I raised my boys to be men. Exposure at a young age to guns, knives, reloading, blackpowder, and other things that would bring down the wrath of social services on my butt today.
One time as we were driving out of the parking lot of Smokey Mountain Knife Factory I said, “Watch out, that knife is sharp and you might cut.” I stopped there in my sentence because the oldest boy suddenly yelped,”Ouch!” after he cut himself.
They both got their first gun at age 6.
I got to meet the Lutheran High School principal when the school secretary found explosive making instructions in my son’s locker. He had downloaded it 3 years before and left it in a 3 ring binder that he had taken to school without realizing what was in the binder.
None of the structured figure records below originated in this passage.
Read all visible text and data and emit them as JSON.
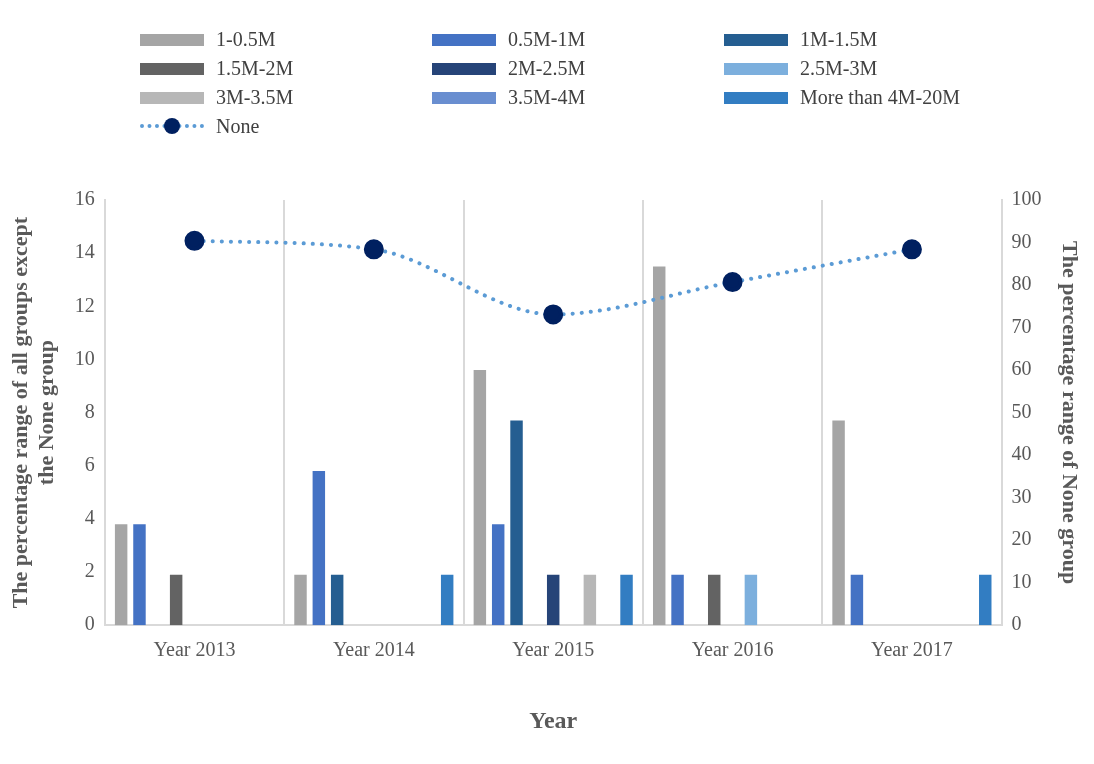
{
  "chart_data": {
    "type": "bar",
    "xlabel": "Year",
    "ylabel": "The percentage range of all groups except the None group",
    "y2label": "The percentage range of None group",
    "categories": [
      "Year 2013",
      "Year 2014",
      "Year 2015",
      "Year 2016",
      "Year 2017"
    ],
    "series": [
      {
        "name": "1-0.5M",
        "color": "#a5a5a5",
        "values": [
          3.8,
          1.9,
          9.6,
          13.5,
          7.7
        ]
      },
      {
        "name": "0.5M-1M",
        "color": "#4472c4",
        "values": [
          3.8,
          5.8,
          3.8,
          1.9,
          1.9
        ]
      },
      {
        "name": "1M-1.5M",
        "color": "#255e91",
        "values": [
          0,
          1.9,
          7.7,
          0,
          0
        ]
      },
      {
        "name": "1.5M-2M",
        "color": "#636363",
        "values": [
          1.9,
          0,
          0,
          1.9,
          0
        ]
      },
      {
        "name": "2M-2.5M",
        "color": "#264478",
        "values": [
          0,
          0,
          1.9,
          0,
          0
        ]
      },
      {
        "name": "2.5M-3M",
        "color": "#7cafdd",
        "values": [
          0,
          0,
          0,
          1.9,
          0
        ]
      },
      {
        "name": "3M-3.5M",
        "color": "#b7b7b7",
        "values": [
          0,
          0,
          1.9,
          0,
          0
        ]
      },
      {
        "name": "3.5M-4M",
        "color": "#698ed0",
        "values": [
          0,
          0,
          0,
          0,
          0
        ]
      },
      {
        "name": "More than 4M-20M",
        "color": "#327dc2",
        "values": [
          0,
          1.9,
          1.9,
          0,
          1.9
        ]
      },
      {
        "name": "None",
        "type": "line",
        "axis": "y2",
        "color": "#5b9bd5",
        "marker": "circle",
        "line_style": "dotted",
        "values": [
          90.4,
          88.4,
          73.1,
          80.7,
          88.4
        ]
      }
    ],
    "ylim": [
      0,
      16
    ],
    "yticks": [
      0,
      2,
      4,
      6,
      8,
      10,
      12,
      14,
      16
    ],
    "y2lim": [
      0,
      100
    ],
    "y2ticks": [
      0,
      10,
      20,
      30,
      40,
      50,
      60,
      70,
      80,
      90,
      100
    ],
    "grid": "x",
    "legend": "top"
  }
}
My son and I had lots of discussions about my experiences in the combat engineers and he had started researching makeshift explosives after I told him about mixing fertilizer and diesel fuel. Later that year the principal told me that he thought my son’s t-shirt was funny considering. It said, “EOD, If you see me running don’t be far behind.”
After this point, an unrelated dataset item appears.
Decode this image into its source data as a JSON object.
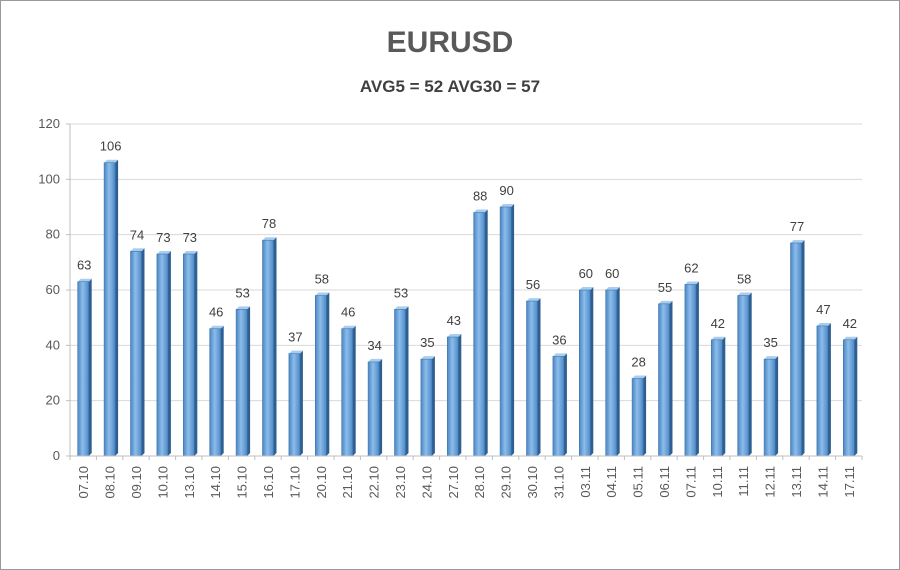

My youngest had to do a demo speech in the 7th grade. He chose to show how to field strip an M1911A1 pistol. His Mom had to help because he was to weak to hold in the return
spring. (She was called his assistant and she worked the barrel bushing wrench.)
Later today we will Skype with the boys (1,700 miles away.) I will enjoy watching them open up their presents; reproductions of 1858 Remington pistols, black powder pistols. And blocks of lead, a ball mold, and an electric lead casting furnace so they can cast their own ammo.
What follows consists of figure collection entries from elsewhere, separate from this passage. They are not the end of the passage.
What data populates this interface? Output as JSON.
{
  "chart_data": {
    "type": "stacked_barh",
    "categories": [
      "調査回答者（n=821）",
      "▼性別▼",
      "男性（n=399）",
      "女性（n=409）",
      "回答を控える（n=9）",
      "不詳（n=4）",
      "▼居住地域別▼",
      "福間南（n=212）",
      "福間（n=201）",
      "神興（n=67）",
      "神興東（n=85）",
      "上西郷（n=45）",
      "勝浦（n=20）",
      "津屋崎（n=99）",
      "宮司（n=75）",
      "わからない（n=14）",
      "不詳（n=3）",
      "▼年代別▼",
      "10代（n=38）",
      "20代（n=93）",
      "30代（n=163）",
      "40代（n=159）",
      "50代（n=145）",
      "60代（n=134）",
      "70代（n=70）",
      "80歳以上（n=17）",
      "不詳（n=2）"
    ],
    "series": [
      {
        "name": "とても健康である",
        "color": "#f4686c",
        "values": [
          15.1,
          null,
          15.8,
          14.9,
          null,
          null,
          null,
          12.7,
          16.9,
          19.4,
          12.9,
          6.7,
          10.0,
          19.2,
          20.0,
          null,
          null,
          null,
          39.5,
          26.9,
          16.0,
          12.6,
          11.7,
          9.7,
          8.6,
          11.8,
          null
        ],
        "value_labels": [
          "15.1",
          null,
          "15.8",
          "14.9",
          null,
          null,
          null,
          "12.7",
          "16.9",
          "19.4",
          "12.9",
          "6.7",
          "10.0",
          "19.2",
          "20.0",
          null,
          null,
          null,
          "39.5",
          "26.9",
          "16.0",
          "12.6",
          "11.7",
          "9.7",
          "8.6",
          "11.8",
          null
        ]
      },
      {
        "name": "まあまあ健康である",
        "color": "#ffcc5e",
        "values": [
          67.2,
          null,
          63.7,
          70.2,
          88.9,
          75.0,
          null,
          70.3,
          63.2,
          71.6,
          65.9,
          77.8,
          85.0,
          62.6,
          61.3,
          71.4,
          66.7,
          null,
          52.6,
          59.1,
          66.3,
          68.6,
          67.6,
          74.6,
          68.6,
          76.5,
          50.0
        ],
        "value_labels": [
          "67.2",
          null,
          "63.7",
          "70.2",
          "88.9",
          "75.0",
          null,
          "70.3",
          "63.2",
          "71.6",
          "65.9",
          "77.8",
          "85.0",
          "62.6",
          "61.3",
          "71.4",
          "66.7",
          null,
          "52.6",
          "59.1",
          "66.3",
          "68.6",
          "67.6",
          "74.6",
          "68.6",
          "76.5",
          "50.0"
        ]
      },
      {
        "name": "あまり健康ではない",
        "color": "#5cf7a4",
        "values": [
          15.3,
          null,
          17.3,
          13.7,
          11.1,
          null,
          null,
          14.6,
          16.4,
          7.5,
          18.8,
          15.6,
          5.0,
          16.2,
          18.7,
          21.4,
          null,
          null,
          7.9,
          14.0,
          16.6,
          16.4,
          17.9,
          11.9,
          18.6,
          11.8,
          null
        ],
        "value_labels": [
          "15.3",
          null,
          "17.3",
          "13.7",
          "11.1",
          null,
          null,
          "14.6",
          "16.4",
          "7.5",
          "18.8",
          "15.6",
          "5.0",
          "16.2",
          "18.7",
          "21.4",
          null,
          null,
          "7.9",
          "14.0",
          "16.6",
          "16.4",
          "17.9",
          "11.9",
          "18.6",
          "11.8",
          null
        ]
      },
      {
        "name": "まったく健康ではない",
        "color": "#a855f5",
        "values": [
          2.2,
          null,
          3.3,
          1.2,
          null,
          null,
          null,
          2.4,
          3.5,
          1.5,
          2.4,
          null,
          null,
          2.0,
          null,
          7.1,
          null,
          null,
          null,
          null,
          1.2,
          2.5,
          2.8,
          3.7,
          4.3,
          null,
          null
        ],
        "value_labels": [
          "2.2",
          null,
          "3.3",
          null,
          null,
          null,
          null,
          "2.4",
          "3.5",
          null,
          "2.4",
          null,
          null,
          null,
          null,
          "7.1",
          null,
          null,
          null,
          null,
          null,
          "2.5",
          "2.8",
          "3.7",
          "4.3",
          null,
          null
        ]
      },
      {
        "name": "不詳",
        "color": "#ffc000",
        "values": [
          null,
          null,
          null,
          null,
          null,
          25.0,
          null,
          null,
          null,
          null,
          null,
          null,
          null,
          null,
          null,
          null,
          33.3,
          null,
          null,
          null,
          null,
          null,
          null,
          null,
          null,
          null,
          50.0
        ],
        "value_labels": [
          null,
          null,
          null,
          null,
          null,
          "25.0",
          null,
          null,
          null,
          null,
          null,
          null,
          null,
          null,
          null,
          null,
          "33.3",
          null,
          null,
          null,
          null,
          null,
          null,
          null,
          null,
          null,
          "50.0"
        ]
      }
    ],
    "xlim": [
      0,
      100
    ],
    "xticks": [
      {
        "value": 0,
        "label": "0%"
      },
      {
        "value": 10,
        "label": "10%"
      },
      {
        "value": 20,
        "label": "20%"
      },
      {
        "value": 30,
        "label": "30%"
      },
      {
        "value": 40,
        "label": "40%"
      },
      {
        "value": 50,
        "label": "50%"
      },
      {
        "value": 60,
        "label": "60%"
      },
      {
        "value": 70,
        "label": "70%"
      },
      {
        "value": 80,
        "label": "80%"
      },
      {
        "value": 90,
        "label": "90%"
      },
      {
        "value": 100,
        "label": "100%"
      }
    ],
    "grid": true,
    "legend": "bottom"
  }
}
I would love to tell you more but Echelon might be listing and the 7 year limit may not be over on everything.
There is still hope for America.
Google VEX Robots and watch what some kids are playing with today. I just got a grant from the Alcoa Foundation and we will be training adult advisers and giving them an $900 VEX robot kit for them to let their youth group play with. 14 kits per year for the next three years.
VEX kits are erector sets on steroids.
When I was a young’un, living in rural Washington state, we could bring our rifles to school during hunting season. Mind you, we had to leave the ammo in the office, until our dads would come and pick us up after school to go hunting. And yes, missing school on the opening day of hunting season was considered ok.
How times have changed (and this was in the 1980s). It never would’ve occurred to any of us to start blowing away our classmates.